I can understand needing to protect against a hung dispatcher script that will never return. But I'm curious: why did you assume that a measly >3 seconds< would be sufficient for every NetworkManager dispatcher script that has ever been written, or has ever been written? Did it truly not occur to you that Linux users would be capable of writing more complex dispatcher scripts that would require more time than that?
As it stands now, I can see only 3 (no pun intended) realistic options:
1. Repackage NetworkManager RPMs locally for my own systems, including a patch to raise the timeout to something reasonable (60 seconds, probably). But this requires rebasing every time Fedora pushes out an updated NetworkManager package.
2. Have zz-puppet.sh fork the "puppet apply" command into the background. But this risks having multiple "puppet apply" commands running at the same time, most likely fighting with each other.
3. Setup a full-blown Puppet client/server instance on my laptop, where the server is simply localhost. This would make Puppet executions asynchronous, and would also prevent concurrent executions, as calling condrestart will stop an already-running Puppet execution. But running a same-system client/server setup is needlessly complex.
I'm probably going to go with option #3, as I think it's probably the cleanest solution to avoid NetworkManager's 3-second timeout.
But it is frustrating that I have to take the time and effort to work around NetworkManager's deficiencies, particularly when those deficiencies are caused by inappropriate assumptions (namely, that 3 seconds is a reasonable default timeout, and that no one will ever need to raise it) on the part of NetworkManager developers.

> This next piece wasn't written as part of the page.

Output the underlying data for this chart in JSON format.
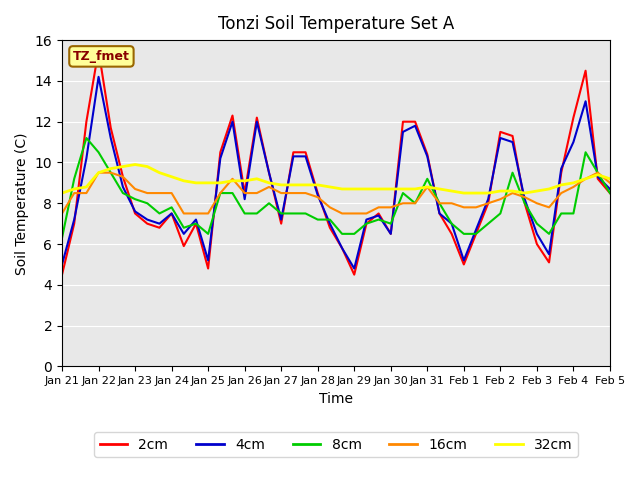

This message is a reminder that Fedora 18 is nearing its end of life.
Approximately 4 (four) weeks from now Fedora will stop maintaining
and issuing updates for Fedora 18. It is Fedora's policy to close all
bug reports from releases that are no longer maintained. At that time
this bug will be closed as WONTFIX if it remains open with a Fedora
'version' of '18'.
Package Maintainer: If you wish for this bug to remain open because you
plan to fix it in a currently maintained version, simply change the 'version'
to a later Fedora version prior to Fedora 18's end of life.

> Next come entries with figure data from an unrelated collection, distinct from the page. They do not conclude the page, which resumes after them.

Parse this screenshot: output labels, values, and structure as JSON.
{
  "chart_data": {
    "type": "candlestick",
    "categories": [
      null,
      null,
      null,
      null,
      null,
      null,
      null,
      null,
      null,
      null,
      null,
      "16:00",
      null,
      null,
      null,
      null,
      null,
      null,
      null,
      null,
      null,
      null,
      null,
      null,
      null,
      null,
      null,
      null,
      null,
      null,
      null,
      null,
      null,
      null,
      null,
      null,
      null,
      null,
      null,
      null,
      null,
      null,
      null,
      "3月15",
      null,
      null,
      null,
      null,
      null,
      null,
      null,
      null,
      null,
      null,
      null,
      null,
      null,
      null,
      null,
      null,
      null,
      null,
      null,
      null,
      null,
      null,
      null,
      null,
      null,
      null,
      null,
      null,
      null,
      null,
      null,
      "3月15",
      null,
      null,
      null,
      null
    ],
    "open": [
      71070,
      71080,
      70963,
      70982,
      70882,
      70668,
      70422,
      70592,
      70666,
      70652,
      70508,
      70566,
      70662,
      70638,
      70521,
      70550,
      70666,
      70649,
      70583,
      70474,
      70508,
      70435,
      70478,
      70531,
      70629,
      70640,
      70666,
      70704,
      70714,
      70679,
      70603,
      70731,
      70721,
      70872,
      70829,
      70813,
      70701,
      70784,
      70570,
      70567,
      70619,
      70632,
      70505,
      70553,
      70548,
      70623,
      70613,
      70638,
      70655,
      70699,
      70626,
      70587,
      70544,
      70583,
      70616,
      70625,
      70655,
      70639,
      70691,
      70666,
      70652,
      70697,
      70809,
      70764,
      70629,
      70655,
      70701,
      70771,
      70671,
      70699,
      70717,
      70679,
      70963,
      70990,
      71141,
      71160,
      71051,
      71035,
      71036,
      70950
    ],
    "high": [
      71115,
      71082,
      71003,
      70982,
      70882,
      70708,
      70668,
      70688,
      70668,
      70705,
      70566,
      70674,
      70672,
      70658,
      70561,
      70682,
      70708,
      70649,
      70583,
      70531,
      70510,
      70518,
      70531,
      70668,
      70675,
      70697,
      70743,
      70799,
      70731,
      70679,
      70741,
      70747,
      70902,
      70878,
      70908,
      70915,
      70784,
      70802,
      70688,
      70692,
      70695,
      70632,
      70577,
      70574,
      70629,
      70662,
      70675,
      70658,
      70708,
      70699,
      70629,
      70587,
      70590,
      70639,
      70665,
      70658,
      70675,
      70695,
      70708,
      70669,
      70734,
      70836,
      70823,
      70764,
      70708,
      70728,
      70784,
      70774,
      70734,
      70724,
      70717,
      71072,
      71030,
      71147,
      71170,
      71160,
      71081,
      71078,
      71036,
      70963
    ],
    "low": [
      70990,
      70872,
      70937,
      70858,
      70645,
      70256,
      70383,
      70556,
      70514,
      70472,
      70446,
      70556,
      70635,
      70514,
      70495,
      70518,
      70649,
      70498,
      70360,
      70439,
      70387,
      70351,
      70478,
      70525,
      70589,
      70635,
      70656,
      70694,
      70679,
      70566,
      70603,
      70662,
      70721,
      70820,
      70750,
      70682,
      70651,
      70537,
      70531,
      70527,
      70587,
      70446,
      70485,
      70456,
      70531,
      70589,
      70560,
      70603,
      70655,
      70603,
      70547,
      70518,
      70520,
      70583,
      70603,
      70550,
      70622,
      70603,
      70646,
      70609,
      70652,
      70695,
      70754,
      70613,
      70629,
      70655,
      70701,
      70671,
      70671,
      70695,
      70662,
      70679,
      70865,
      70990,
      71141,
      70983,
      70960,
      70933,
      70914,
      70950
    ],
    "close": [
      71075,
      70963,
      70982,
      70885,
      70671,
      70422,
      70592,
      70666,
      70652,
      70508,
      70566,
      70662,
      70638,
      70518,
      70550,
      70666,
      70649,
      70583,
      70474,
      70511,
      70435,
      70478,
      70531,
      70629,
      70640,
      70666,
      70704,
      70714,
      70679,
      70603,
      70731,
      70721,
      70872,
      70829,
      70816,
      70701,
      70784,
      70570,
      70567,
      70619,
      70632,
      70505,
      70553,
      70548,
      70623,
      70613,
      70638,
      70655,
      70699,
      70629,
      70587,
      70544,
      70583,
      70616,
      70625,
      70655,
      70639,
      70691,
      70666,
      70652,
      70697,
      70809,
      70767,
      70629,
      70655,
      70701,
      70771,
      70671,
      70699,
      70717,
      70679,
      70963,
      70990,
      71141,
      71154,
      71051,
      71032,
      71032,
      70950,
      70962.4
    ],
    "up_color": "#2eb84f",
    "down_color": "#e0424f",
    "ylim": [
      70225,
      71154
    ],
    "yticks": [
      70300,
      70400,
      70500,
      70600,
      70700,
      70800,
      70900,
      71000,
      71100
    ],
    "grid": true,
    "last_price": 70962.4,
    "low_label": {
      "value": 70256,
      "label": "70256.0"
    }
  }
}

Thank you for reporting this issue and we are sorry that we may not be
able to fix it before Fedora 18 is end of life. If you would still like
to see this bug fixed and are able to reproduce it against a later version
of Fedora, you are encouraged change the 'version' to a later Fedora
version prior to Fedora 18's end of life.

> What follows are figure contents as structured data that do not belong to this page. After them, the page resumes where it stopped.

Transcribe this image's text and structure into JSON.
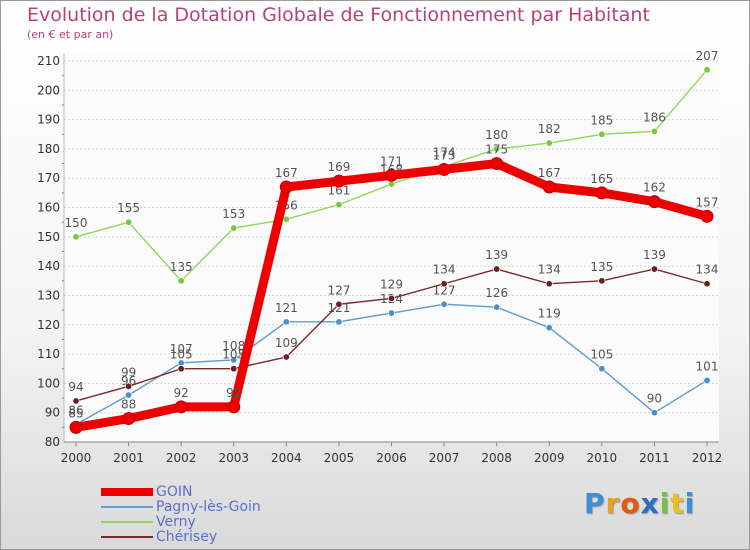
{
  "chart_data": {
    "type": "line",
    "title": "Evolution de la Dotation Globale de Fonctionnement par Habitant",
    "subtitle": "(en € et par an)",
    "categories": [
      "2000",
      "2001",
      "2002",
      "2003",
      "2004",
      "2005",
      "2006",
      "2007",
      "2008",
      "2009",
      "2010",
      "2011",
      "2012"
    ],
    "ylim": [
      80,
      210
    ],
    "yticks": [
      80,
      90,
      100,
      110,
      120,
      130,
      140,
      150,
      160,
      170,
      180,
      190,
      200,
      210
    ],
    "grid": true,
    "series": [
      {
        "name": "Pagny-lès-Goin",
        "color": "#5e9dd1",
        "marker": "#4a8fcf",
        "values": [
          86,
          96,
          107,
          108,
          121,
          121,
          124,
          127,
          126,
          119,
          105,
          90,
          101
        ]
      },
      {
        "name": "Verny",
        "color": "#8ed85a",
        "marker": "#76c93d",
        "values": [
          150,
          155,
          135,
          153,
          156,
          161,
          168,
          174,
          180,
          182,
          185,
          186,
          207
        ]
      },
      {
        "name": "Chérisey",
        "color": "#7a2a2a",
        "marker": "#6b1f1f",
        "values": [
          94,
          99,
          105,
          105,
          109,
          127,
          129,
          134,
          139,
          134,
          135,
          139,
          134
        ]
      },
      {
        "name": "GOIN",
        "color": "#ee0000",
        "marker": "#ee0000",
        "values": [
          85,
          88,
          92,
          92,
          167,
          169,
          171,
          173,
          175,
          167,
          165,
          162,
          157
        ]
      }
    ],
    "legend_order": [
      "GOIN",
      "Pagny-lès-Goin",
      "Verny",
      "Chérisey"
    ]
  },
  "logo": {
    "letters": [
      "P",
      "r",
      "o",
      "x",
      "i",
      "t",
      "i"
    ],
    "colors": [
      "#3a8fd6",
      "#e8a020",
      "#e05a10",
      "#2a6fc0",
      "#7ac043",
      "#e8c020",
      "#3a8fd6"
    ]
  }
}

Although we aim to fix as many bugs as possible during every release's
lifetime, sometimes those efforts are overtaken by events. Often a
more recent Fedora release includes newer upstream software that fixes
bugs or makes them obsolete.
*** Bug 909577 has been marked as a duplicate of this bug. ***
(In reply to Kamil Páral from comment #0)
> But if I look into "man NetworkManager" there is no indication that there is
> some time limit imposed, what the time limit is, and whether I can change it.
This is now fixed upstream:
>+ Dispatcher scripts are run one at a time, but asynchronously from the main
>+ NetworkManager process, and will be killed if they run for too long. If your script
>+ might take arbitrarily long to complete, you should spawn a child process and have the
>+ parent return immediately.
(The time limit is now 20 seconds rather than 3; this is not documented because we don't guarantee the specific time limit will stay the same, although it should remain closer to 20 than to 3, since 3 seconds turns out to be too short for even "quick" scripts on heavily-loaded machines.)
This will eventually be in rawhide [when there's a snapshot with a date later than 20140418], but I'm going to just close the bug now so we don't forget to later.